The sound distributed version control system

#625 push/pull patch order mismatch

Opened by joshua.landau.ws on January 20, 2022
joshua.landau.ws on January 20, 2022

I have two channels, c1 and c2, with two different patches each, all of which are independent.

$ pijul log --channel c1 --hash-only
CKUKQ7QZZSN3W32YTGAWCVODLAJXT62KWEBIDR3MBP7HFOIPTZXAC
R2O3SWB5AL35D4CGCSFCBOBRY2SBQBQ3NTHAEYEQSXXAZBIPCZ6QC
K7IQJDHXQBZ5BVRL6CZ6U567IMITXR4NFWLDSKBBY6PLRSGVVDRQC

$ pijul log --channel c2 --hash-only 
JEURNCSH72YVXQBJZFZ322MX6JKZES7Y7ZLLQ3G3U4TKOFQ5EPBQC
ZKYMZON6L2ZXIUI64S2M3UE7HAEJTWEXB3J4C4TXAIHXVTJSCHHAC
K7IQJDHXQBZ5BVRL6CZ6U567IMITXR4NFWLDSKBBY6PLRSGVVDRQC

If I pull the changes from c2 into c1, I get what I expect,

$ pijul push . --from-channel c2 --to-channel c1     
Uploading changes [==================================================] 2/2                                                         

$ pijul log --channel c1 --hash-only            
JEURNCSH72YVXQBJZFZ322MX6JKZES7Y7ZLLQ3G3U4TKOFQ5EPBQC
ZKYMZON6L2ZXIUI64S2M3UE7HAEJTWEXB3J4C4TXAIHXVTJSCHHAC
CKUKQ7QZZSN3W32YTGAWCVODLAJXT62KWEBIDR3MBP7HFOIPTZXAC
R2O3SWB5AL35D4CGCSFCBOBRY2SBQBQ3NTHAEYEQSXXAZBIPCZ6QC
K7IQJDHXQBZ5BVRL6CZ6U567IMITXR4NFWLDSKBBY6PLRSGVVDRQC

c1’s history has c2’s patches applied on top of it, in the same order that they were in for c2.

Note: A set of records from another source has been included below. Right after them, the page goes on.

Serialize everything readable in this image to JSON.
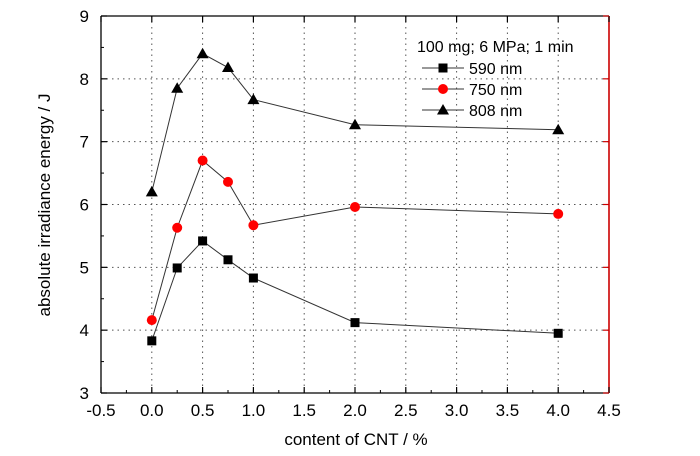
{
  "chart_data": {
    "type": "line",
    "title": "",
    "xlabel": "content of CNT / %",
    "ylabel": "absolute irradiance energy / J",
    "xlim": [
      -0.5,
      4.5
    ],
    "ylim": [
      3,
      9
    ],
    "xticks": [
      "-0.5",
      "0.0",
      "0.5",
      "1.0",
      "1.5",
      "2.0",
      "2.5",
      "3.0",
      "3.5",
      "4.0",
      "4.5"
    ],
    "yticks": [
      "3",
      "4",
      "5",
      "6",
      "7",
      "8",
      "9"
    ],
    "grid": "dotted",
    "legend_title": "100 mg; 6 MPa; 1 min",
    "legend_position": "top-right",
    "x": [
      0.0,
      0.25,
      0.5,
      0.75,
      1.0,
      2.0,
      4.0
    ],
    "series": [
      {
        "name": "590 nm",
        "marker": "square",
        "color": "#000000",
        "values": [
          3.83,
          4.99,
          5.42,
          5.12,
          4.83,
          4.12,
          3.95
        ]
      },
      {
        "name": "750 nm",
        "marker": "circle",
        "color": "#ff0000",
        "values": [
          4.16,
          5.63,
          6.7,
          6.36,
          5.67,
          5.96,
          5.85
        ]
      },
      {
        "name": "808 nm",
        "marker": "triangle",
        "color": "#000000",
        "values": [
          6.2,
          7.85,
          8.4,
          8.18,
          7.67,
          7.27,
          7.19
        ]
      }
    ],
    "right_axis_color": "#cc0000"
  }
}
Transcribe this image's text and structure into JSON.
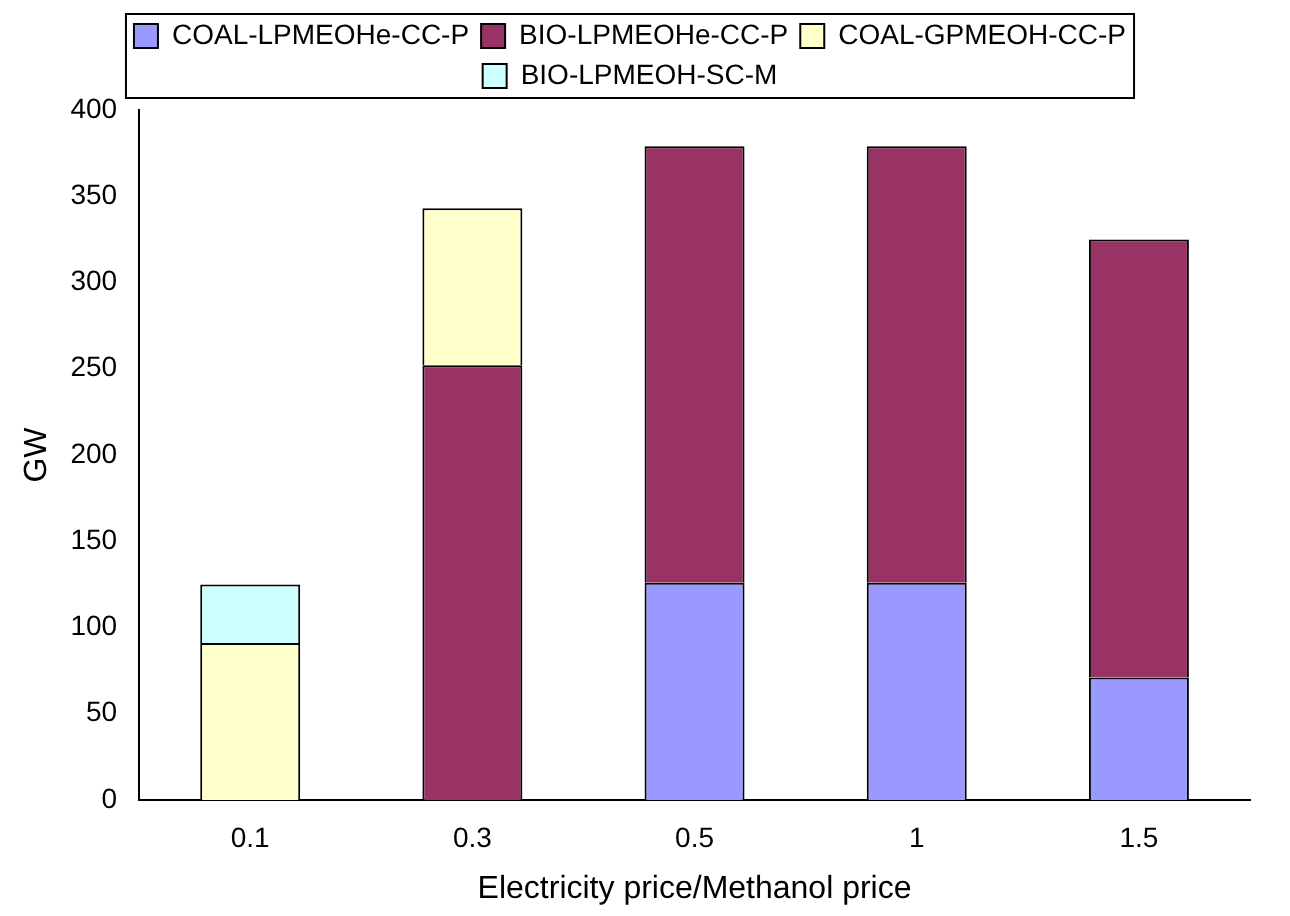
{
  "chart_data": {
    "type": "bar",
    "stacked": true,
    "xlabel": "Electricity price/Methanol price",
    "ylabel": "GW",
    "categories": [
      "0.1",
      "0.3",
      "0.5",
      "1",
      "1.5"
    ],
    "series": [
      {
        "name": "COAL-LPMEOHe-CC-P",
        "color": "#9999ff",
        "values": [
          null,
          null,
          126,
          126,
          71
        ]
      },
      {
        "name": "BIO-LPMEOHe-CC-P",
        "color": "#993366",
        "values": [
          null,
          252,
          253,
          253,
          254
        ]
      },
      {
        "name": "COAL-GPMEOH-CC-P",
        "color": "#ffffcc",
        "values": [
          91,
          91,
          null,
          null,
          null
        ]
      },
      {
        "name": "BIO-LPMEOH-SC-M",
        "color": "#ccffff",
        "values": [
          34,
          null,
          null,
          null,
          null
        ]
      }
    ],
    "ylim": [
      0,
      400
    ],
    "yticks": [
      0,
      50,
      100,
      150,
      200,
      250,
      300,
      350,
      400
    ],
    "grid": false,
    "legend": "top"
  }
}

If instead I pull, the applied patches switch order.

$ pijul unrecord ZKY JEU ; pijul reset

$ pijul pull . --from-channel c2 --to-channel c1
Downloading changes [>                                                 ] 0/2                                                   
            Applying [==================================================] 2/2                                                     
Completing changes [                                                  ] 0/0                                                   
Outputting repository ↖                                                                                                            

$ pijul log --channel c1 --hash-only            
ZKYMZON6L2ZXIUI64S2M3UE7HAEJTWEXB3J4C4TXAIHXVTJSCHHAC
JEURNCSH72YVXQBJZFZ322MX6JKZES7Y7ZLLQ3G3U4TKOFQ5EPBQC
CKUKQ7QZZSN3W32YTGAWCVODLAJXT62KWEBIDR3MBP7HFOIPTZXAC
R2O3SWB5AL35D4CGCSFCBOBRY2SBQBQ3NTHAEYEQSXXAZBIPCZ6QC
K7IQJDHXQBZ5BVRL6CZ6U567IMITXR4NFWLDSKBBY6PLRSGVVDRQC

I don’t understand what order guarantees log is meant to provide, if any, but I would hope that it preserves the original order whenever possible, which it is not doing in this case.

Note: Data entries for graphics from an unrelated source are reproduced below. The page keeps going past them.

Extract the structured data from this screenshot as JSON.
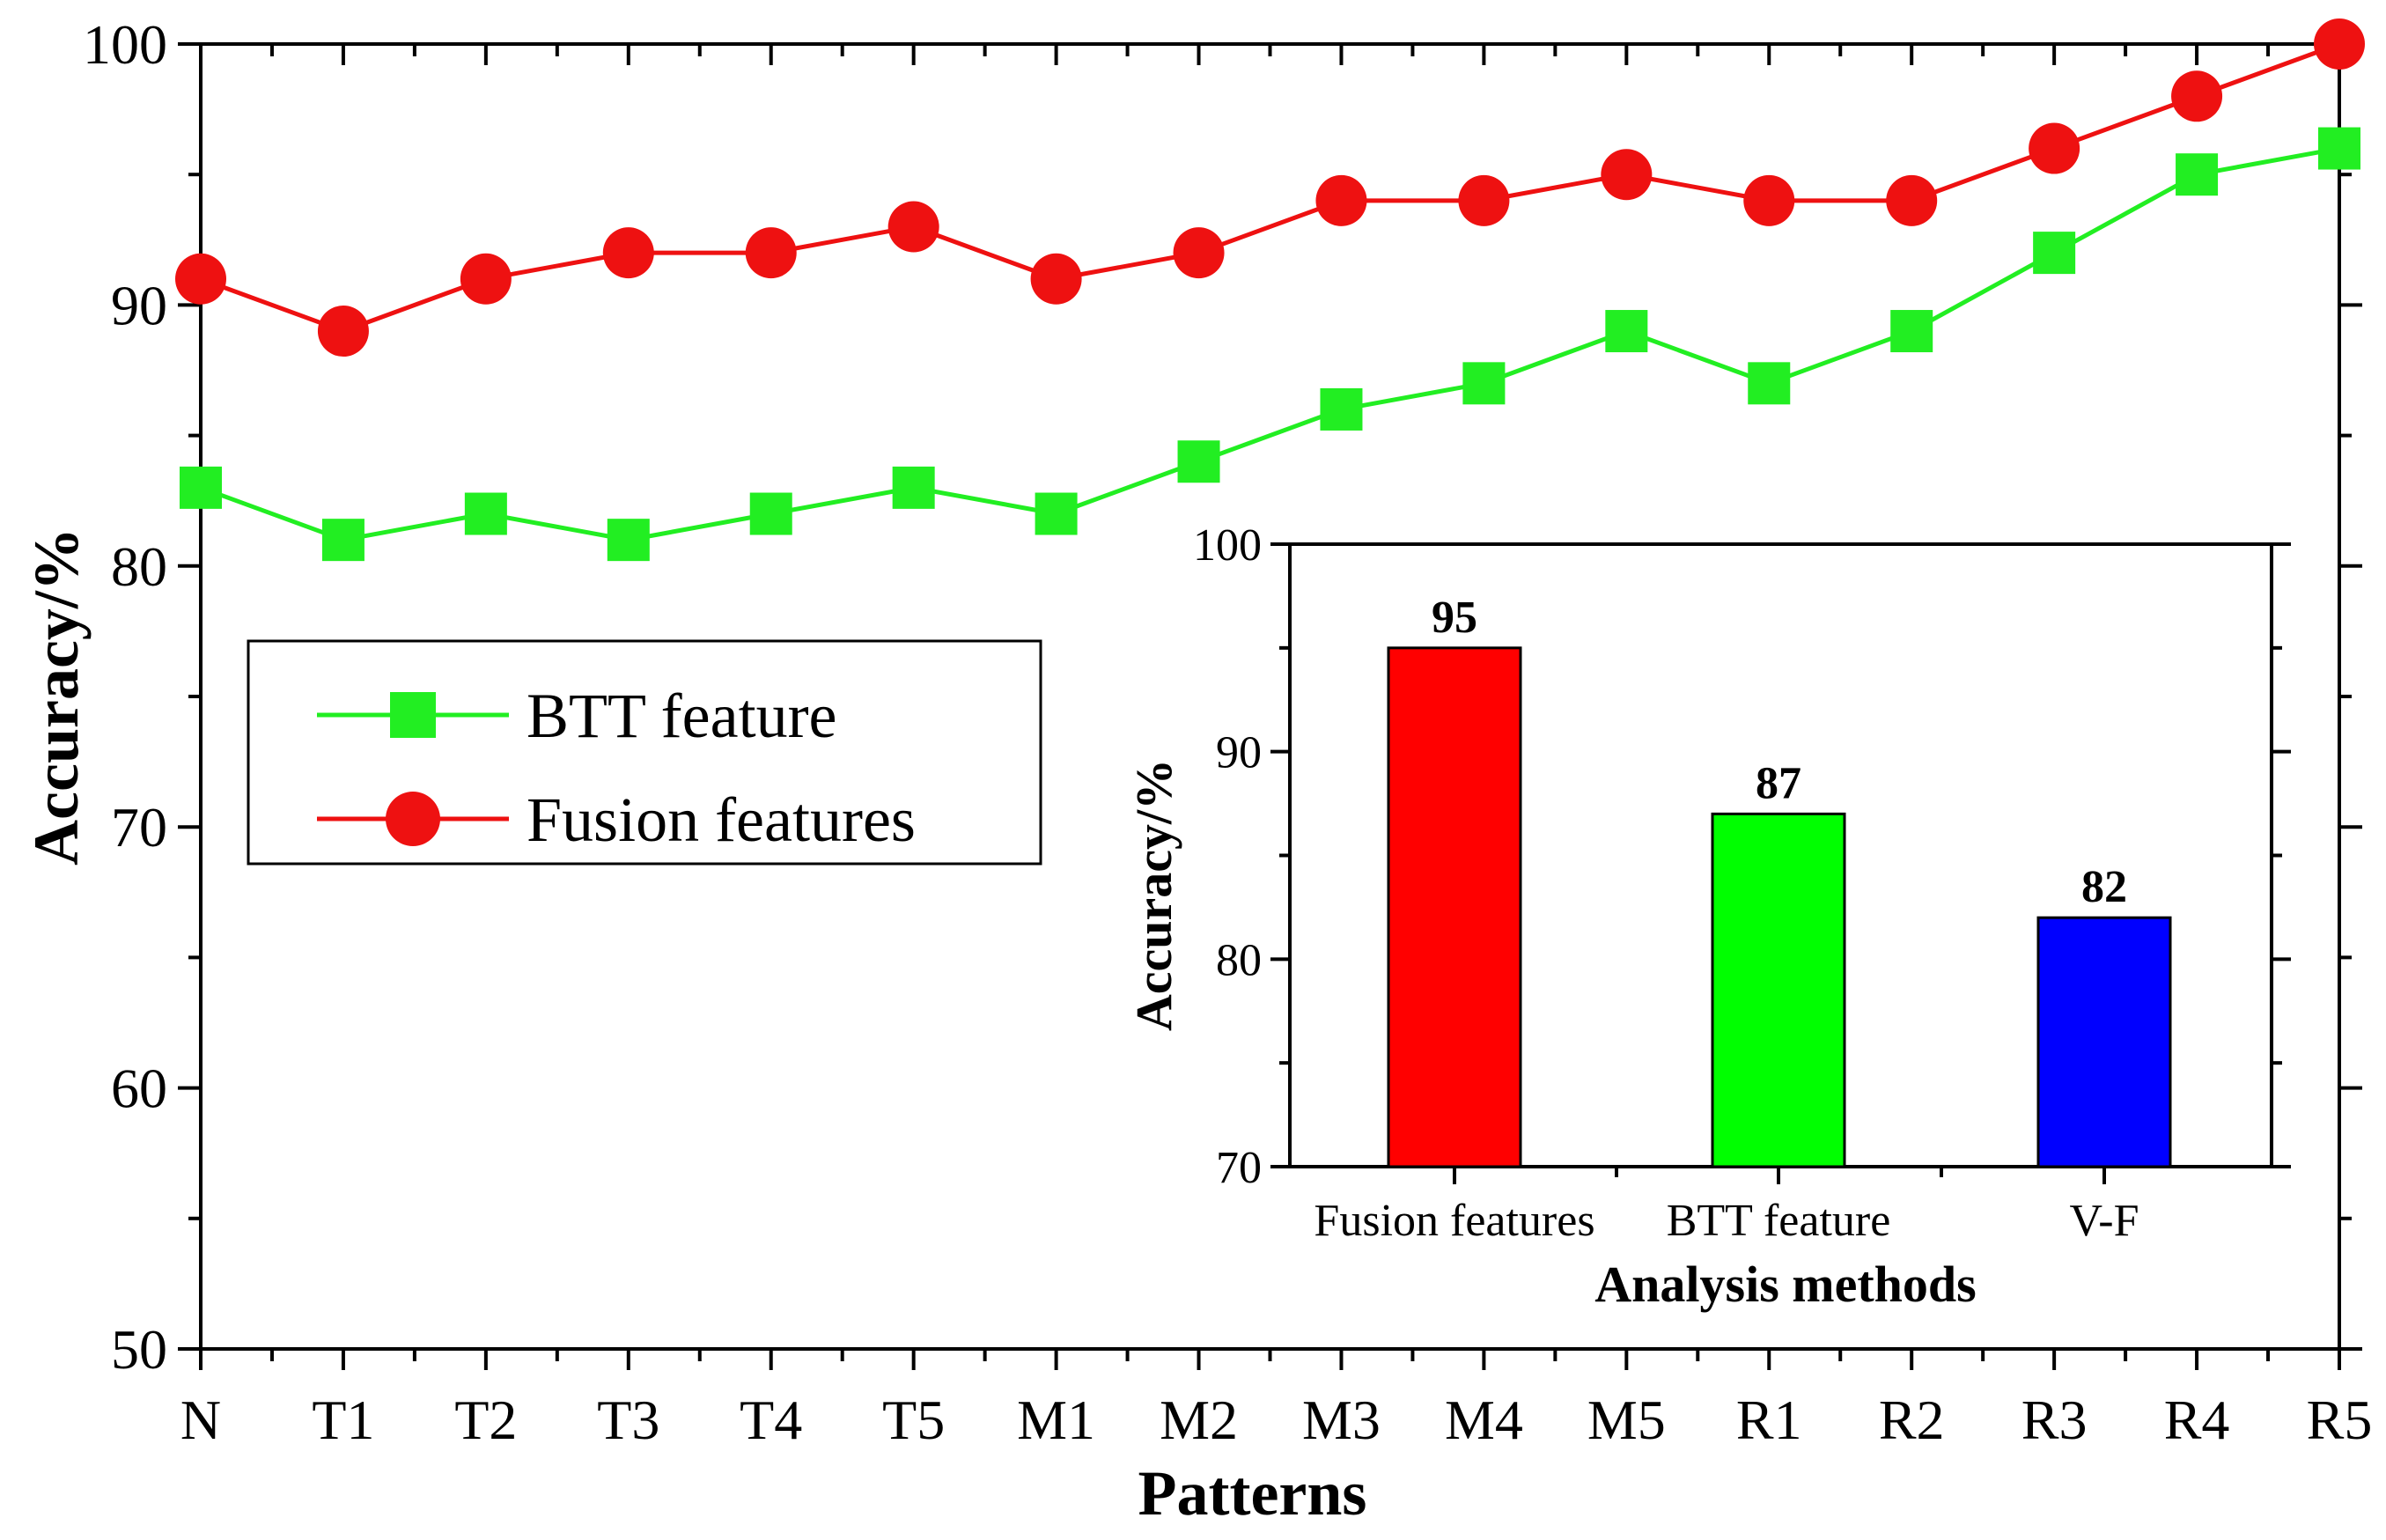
{
  "chart_data": [
    {
      "type": "line",
      "title": "",
      "xlabel": "Patterns",
      "ylabel": "Accuracy/%",
      "ylim": [
        50,
        100
      ],
      "yticks": [
        50,
        60,
        70,
        80,
        90,
        100
      ],
      "categories": [
        "N",
        "T1",
        "T2",
        "T3",
        "T4",
        "T5",
        "M1",
        "M2",
        "M3",
        "M4",
        "M5",
        "R1",
        "R2",
        "R3",
        "R4",
        "R5"
      ],
      "legend_position": "middle-left",
      "series": [
        {
          "name": "BTT feature",
          "color": "#22ee22",
          "marker": "square",
          "values": [
            83,
            81,
            82,
            81,
            82,
            83,
            82,
            84,
            86,
            87,
            89,
            87,
            89,
            92,
            95,
            96
          ]
        },
        {
          "name": "Fusion features",
          "color": "#ee1111",
          "marker": "circle",
          "values": [
            91,
            89,
            91,
            92,
            92,
            93,
            91,
            92,
            94,
            94,
            95,
            94,
            94,
            96,
            98,
            100
          ]
        }
      ]
    },
    {
      "type": "bar",
      "title": "",
      "xlabel": "Analysis methods",
      "ylabel": "Accuracy/%",
      "ylim": [
        70,
        100
      ],
      "yticks": [
        70,
        80,
        90,
        100
      ],
      "categories": [
        "Fusion features",
        "BTT feature",
        "V-F"
      ],
      "values": [
        95,
        87,
        82
      ],
      "data_labels": [
        "95",
        "87",
        "82"
      ],
      "colors": [
        "#ff0000",
        "#00ff00",
        "#0000ff"
      ]
    }
  ]
}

spacefrogg on January 26, 2022

There are no (strong) order guarantees, because a pull could receive independent changes in arbitrary order.

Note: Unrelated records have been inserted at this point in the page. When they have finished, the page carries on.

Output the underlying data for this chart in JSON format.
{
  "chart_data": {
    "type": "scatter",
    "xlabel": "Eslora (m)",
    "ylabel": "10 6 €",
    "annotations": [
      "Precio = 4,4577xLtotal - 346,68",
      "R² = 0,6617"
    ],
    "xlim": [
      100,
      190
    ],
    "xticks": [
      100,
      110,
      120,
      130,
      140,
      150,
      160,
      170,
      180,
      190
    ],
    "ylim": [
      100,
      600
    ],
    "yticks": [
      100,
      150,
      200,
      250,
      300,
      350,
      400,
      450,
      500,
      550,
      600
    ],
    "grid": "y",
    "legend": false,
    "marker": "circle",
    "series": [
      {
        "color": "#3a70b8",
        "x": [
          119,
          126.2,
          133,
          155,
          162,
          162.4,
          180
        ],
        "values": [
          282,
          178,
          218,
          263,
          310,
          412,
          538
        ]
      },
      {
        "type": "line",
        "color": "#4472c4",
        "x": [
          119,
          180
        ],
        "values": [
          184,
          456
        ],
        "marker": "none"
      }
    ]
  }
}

Your assumption would break down anyways, when for some reason, you would have pulled one of the changes out of order at an earlier time. Should the output of pijul log be re-ordered to match the other side when you pull the remaining patches? By which criterion should that be decided? The order on the original side was arbitrary to begin with.

joshua.landau.ws on January 29, 2022

People rely on having a true history. Pijul’s DAG tracks physical dependencies, but code has lots of other implicit dependencies, both with itself and with the outside world. It needs to be useful to look at a log and say that this ordering represents an actual history of the channel as people used it, and when preserving that order is free, like it is here, there is no reason not to do so.

It is fine for two codebases to have different history orders as long as they both reflect the true local histories of the repository. If your centralized master is cherry picking people’s patches in a different order they created them, that’s fine, that order is still a true order that is being tested and built upon by everybody else. If you then bisect that history you are still going to get a state that is verified to work. You can’t do that if commands are randomly shuffling history.

I’ll note the Pijul blog acknowledges the importance of preserving linear history.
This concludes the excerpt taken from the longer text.